Re-reading above: probably the better blend of options would be to swap gzip for brotli in Varnish one-for-one (without the whole storing-dual-forms mess) and then have nginx transcode back to gzip for gzip-only clients, and maybe not deploy it until the brotli percentage swings a bit higher than it already is.

It's 90% now (up from 84% when the parent comment was written).

Re-reading above: probably the better blend of options would be to swap gzip for brotli in Varnish one-for-one (without the whole storing-dual-forms mess) and then have nginx transcode back to gzip for gzip-only clients [..]

I think this may be the best strategy to start with, e.g. the spot with the least risk that still has the biggest gain, and with relatively little added complexity. It also means we don't require a Varnish-frontend solution for Brotli per se, it could come from an ATS backend instead - if that's easier.

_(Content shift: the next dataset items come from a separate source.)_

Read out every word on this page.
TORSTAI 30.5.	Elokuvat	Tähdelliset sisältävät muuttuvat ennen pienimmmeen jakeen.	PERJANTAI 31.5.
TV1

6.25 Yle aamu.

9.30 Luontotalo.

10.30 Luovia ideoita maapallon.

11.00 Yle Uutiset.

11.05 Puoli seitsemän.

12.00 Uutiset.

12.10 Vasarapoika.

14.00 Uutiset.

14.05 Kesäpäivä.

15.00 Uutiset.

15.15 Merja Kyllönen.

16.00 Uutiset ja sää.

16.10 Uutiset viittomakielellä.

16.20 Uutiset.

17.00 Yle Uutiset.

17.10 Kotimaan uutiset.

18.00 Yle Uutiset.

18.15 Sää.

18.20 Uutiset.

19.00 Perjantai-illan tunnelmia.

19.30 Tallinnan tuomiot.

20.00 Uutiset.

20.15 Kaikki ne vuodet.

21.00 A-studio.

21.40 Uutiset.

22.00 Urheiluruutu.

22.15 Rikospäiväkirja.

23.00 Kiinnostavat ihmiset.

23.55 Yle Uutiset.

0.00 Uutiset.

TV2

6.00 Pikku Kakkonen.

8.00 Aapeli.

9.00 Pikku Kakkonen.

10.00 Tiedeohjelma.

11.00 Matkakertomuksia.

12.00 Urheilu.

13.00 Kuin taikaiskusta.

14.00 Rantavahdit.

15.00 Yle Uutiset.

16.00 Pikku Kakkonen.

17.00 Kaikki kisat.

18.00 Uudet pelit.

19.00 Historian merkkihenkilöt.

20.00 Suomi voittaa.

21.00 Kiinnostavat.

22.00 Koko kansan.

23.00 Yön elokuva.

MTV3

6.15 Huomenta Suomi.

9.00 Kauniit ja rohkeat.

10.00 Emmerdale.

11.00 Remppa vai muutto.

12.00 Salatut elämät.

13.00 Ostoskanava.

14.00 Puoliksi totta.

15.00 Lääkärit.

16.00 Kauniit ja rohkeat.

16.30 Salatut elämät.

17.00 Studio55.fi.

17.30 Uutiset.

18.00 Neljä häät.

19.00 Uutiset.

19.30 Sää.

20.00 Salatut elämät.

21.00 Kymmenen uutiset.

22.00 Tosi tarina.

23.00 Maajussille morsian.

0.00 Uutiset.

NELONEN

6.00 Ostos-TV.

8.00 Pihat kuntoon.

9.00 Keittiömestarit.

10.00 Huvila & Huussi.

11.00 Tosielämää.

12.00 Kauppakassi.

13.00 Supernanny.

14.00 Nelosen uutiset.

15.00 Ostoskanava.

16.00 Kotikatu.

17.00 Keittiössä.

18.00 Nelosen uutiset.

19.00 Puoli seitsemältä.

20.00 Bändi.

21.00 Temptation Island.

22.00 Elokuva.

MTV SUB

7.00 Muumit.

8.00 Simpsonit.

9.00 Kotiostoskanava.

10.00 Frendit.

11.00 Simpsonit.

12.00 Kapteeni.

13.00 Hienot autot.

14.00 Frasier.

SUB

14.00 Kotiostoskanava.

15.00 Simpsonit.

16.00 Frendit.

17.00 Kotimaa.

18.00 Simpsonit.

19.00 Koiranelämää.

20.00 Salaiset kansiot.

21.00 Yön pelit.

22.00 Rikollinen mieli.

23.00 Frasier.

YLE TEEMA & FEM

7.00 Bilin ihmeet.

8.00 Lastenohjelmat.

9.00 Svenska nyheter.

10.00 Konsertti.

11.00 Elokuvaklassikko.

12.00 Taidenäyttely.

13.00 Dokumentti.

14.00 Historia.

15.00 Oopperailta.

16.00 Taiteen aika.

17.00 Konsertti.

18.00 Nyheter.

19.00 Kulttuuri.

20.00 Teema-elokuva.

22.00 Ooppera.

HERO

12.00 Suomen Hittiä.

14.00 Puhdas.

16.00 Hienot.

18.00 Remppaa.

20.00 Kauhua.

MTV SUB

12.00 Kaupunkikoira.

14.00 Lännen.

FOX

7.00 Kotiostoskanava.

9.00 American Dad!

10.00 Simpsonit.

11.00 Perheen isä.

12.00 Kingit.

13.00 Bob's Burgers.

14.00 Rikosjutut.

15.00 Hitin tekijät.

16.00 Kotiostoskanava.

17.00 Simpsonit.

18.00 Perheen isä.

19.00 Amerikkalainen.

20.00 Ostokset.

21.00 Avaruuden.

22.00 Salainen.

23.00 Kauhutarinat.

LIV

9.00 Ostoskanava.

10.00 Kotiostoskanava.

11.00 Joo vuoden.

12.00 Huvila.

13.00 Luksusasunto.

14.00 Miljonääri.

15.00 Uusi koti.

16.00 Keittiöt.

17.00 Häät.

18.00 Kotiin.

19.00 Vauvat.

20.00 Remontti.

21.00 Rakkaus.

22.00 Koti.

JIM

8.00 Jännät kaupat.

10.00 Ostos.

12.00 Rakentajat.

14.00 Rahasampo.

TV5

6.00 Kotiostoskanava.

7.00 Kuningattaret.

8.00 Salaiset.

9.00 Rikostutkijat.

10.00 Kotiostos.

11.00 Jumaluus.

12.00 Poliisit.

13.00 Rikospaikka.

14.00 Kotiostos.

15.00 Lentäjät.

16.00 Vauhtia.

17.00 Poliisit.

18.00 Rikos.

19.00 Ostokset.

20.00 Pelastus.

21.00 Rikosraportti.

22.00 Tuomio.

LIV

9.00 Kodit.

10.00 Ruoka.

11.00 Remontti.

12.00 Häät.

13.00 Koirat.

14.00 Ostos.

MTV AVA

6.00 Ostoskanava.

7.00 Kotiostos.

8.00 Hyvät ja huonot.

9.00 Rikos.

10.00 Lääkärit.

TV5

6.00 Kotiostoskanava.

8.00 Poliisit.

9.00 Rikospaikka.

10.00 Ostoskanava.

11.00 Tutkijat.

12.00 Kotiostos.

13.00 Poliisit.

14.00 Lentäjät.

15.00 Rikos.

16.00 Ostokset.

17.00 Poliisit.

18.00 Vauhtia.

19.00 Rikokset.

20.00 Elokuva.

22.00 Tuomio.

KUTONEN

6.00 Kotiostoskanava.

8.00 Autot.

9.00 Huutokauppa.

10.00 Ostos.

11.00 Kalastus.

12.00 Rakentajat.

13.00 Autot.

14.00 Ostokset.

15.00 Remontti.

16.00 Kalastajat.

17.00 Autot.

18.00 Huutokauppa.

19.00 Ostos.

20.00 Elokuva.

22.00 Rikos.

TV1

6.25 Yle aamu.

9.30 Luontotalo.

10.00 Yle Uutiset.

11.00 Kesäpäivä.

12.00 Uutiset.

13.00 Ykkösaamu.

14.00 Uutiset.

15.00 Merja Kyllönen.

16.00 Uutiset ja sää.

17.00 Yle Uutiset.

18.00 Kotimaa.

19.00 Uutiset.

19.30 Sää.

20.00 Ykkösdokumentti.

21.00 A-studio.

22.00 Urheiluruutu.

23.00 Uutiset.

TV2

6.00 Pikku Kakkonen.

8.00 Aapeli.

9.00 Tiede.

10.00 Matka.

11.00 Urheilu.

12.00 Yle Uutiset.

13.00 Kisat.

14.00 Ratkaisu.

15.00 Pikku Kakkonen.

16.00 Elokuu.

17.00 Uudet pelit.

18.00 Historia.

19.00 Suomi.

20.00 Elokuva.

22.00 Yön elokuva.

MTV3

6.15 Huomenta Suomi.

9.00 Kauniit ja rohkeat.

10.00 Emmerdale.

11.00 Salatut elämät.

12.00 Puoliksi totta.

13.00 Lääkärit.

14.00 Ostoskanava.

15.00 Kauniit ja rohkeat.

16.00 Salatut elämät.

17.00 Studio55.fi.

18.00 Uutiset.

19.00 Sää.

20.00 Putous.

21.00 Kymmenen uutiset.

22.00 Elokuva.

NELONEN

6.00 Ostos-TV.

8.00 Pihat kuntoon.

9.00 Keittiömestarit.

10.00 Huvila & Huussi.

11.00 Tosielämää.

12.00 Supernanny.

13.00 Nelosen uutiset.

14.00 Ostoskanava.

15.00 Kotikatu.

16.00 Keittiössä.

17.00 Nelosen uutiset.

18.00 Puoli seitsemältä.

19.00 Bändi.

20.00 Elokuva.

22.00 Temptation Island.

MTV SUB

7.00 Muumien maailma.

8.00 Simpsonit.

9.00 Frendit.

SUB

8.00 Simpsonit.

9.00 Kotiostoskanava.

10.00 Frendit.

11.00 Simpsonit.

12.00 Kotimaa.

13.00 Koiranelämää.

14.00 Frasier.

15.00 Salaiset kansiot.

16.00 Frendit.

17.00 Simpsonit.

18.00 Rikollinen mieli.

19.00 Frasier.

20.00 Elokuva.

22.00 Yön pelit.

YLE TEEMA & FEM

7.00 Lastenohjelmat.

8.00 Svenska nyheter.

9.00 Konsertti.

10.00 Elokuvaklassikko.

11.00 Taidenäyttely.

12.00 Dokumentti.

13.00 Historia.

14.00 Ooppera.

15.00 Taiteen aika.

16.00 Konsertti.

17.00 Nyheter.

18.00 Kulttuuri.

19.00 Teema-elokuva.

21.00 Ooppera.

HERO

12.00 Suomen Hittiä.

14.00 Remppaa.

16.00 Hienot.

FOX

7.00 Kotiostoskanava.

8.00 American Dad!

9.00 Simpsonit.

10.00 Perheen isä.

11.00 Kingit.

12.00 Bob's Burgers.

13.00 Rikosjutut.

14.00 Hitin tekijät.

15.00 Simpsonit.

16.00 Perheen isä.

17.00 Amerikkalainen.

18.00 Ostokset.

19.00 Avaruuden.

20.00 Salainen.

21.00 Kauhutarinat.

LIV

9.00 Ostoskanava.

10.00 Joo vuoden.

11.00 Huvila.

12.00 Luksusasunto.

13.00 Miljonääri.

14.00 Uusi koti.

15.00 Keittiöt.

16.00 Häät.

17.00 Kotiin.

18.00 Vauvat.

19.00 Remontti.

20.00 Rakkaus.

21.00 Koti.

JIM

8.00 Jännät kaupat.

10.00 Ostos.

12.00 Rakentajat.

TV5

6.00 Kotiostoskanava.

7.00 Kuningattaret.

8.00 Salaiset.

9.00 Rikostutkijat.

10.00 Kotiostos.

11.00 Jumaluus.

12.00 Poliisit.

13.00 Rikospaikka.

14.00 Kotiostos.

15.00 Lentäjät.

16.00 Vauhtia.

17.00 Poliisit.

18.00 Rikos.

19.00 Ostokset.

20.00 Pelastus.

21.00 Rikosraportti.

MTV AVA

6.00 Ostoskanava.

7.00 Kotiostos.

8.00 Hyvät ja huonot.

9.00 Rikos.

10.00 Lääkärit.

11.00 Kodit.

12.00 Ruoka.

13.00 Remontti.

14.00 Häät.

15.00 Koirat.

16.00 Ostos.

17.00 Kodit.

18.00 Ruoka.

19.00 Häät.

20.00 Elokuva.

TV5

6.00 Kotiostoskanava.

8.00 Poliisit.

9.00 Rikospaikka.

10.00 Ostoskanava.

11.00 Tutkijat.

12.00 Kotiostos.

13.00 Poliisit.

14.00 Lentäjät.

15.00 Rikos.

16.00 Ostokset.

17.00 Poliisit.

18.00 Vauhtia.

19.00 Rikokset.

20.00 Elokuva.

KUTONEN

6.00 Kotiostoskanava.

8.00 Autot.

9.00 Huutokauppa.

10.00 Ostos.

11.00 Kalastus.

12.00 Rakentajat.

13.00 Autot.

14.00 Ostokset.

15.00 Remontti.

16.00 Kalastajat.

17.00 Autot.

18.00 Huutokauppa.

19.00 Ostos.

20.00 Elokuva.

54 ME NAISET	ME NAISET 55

Krinkle raised the priority of this task from Low to Medium.May 11 2019, 1:06 AM

@ema I assume that ATS frontends as currently deployed support Brotli, right?

@ema I assume that ATS frontends as currently deployed support Brotli, right?

We would need to enable the compress plugin, configure it for using brotli, and test things out. But yes, brotli support is there. Linkedin uses ATS so I assume they're using the compress plugin as well. I'll ask them.

The swap of Traffic for Traffic-Icebox in this ticket's set of tags was based on a bulk action for all such tickets that haven't been updated in 6 months or more. This does not imply any human judgement about the validity or importance of the task, and is simply the first step in a larger task cleanup effort. Further manual triage and/or requests for updates will happen this month for all such tickets. For more detail, have a look at the extended explanation on the main page of Traffic-Icebox . Thank you!